La station d’épuration au cœur des préoccupations
La station d’épuration interne joue un rôle essentiel dans la maîtrise des effluents industriels avant leur éventuel rejet dans le Rhône.
Or, selon les informations publiées le 8 septembre, cette installation était à l’arrêt depuis le 2 septembre. Le préfet a demandé dès le 3 septembre au liquidateur de procéder immédiatement au redémarrage de la pomperie et de la station d’épuration. Des agents de la DREAL se sont par ailleurs rendus sur le site à plusieurs reprises, notamment le 8 septembre.
Cette intervention des services de l’État constitue un élément central du dossier : elle confirme que les autorités considèrent la sécurisation du site comme un enjeu nécessitant une surveillance particulière.
La proximité du Rhône explique naturellement une partie des inquiétudes. L’usine se trouve en bordure du fleuve, en amont d’Arles et de la Camargue. Mais à ce stade, il serait prématuré de parler d’une pollution du Rhône ou d’une menace avérée pour la Camargue.
La nature des produits concernés, les quantités réellement susceptibles d’atteindre le milieu naturel, leur concentration et les éventuelles analyses environnementales sont indispensables pour établir un impact.

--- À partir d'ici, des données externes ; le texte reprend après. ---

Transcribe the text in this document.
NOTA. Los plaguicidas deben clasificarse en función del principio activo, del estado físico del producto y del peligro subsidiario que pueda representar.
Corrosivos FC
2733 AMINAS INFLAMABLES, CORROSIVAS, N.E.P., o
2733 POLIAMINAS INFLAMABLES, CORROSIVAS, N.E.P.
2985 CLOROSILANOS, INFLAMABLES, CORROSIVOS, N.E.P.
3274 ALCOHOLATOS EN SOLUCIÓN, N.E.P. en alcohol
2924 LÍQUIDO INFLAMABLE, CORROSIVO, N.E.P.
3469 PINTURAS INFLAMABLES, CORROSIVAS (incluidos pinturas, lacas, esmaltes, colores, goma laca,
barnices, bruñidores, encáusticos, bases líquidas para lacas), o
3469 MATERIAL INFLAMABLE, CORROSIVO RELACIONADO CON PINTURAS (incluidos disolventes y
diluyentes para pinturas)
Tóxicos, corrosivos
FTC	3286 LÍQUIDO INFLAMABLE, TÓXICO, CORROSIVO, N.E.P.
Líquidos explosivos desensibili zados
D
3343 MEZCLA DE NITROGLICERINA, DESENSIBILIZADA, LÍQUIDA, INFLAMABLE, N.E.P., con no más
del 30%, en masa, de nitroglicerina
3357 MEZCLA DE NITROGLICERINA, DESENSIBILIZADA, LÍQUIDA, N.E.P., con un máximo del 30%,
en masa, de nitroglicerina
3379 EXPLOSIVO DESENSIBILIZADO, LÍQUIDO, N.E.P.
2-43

Au-delà de l’environnement, l’avenir industriel du site
La question de la sécurité immédiate ne doit pas faire oublier l’autre volet du dossier : l’avenir du site de Tarascon.
La liquidation judiciaire a mis fin à l’activité d’une usine implantée depuis plusieurs décennies et employant plusieurs centaines de personnes. Le tribunal de commerce avait considéré la situation de l'entreprise comme irrémédiablement compromise et sans perspective de redressement, alors qu'une offre de reprise globale avait été écartée.
La Région Sud a depuis engagé une réflexion autour de la reconversion et de la réindustrialisation du site, avec l’objectif de ne pas laisser cet important foncier industriel disparaître de l’économie locale.
Mais avant de parler de reconversion, de reprise ou de nouvelle activité, une étape apparaît désormais incontournable : sécuriser durablement les installations existantes et maîtriser les risques environnementaux liés à leur arrêt.
Pour les habitants de Tarascon, mais aussi pour les territoires situés en aval du Rhône, les prochaines communications de la préfecture et les résultats du suivi réalisé par les services de l’État seront donc particulièrement scrutés.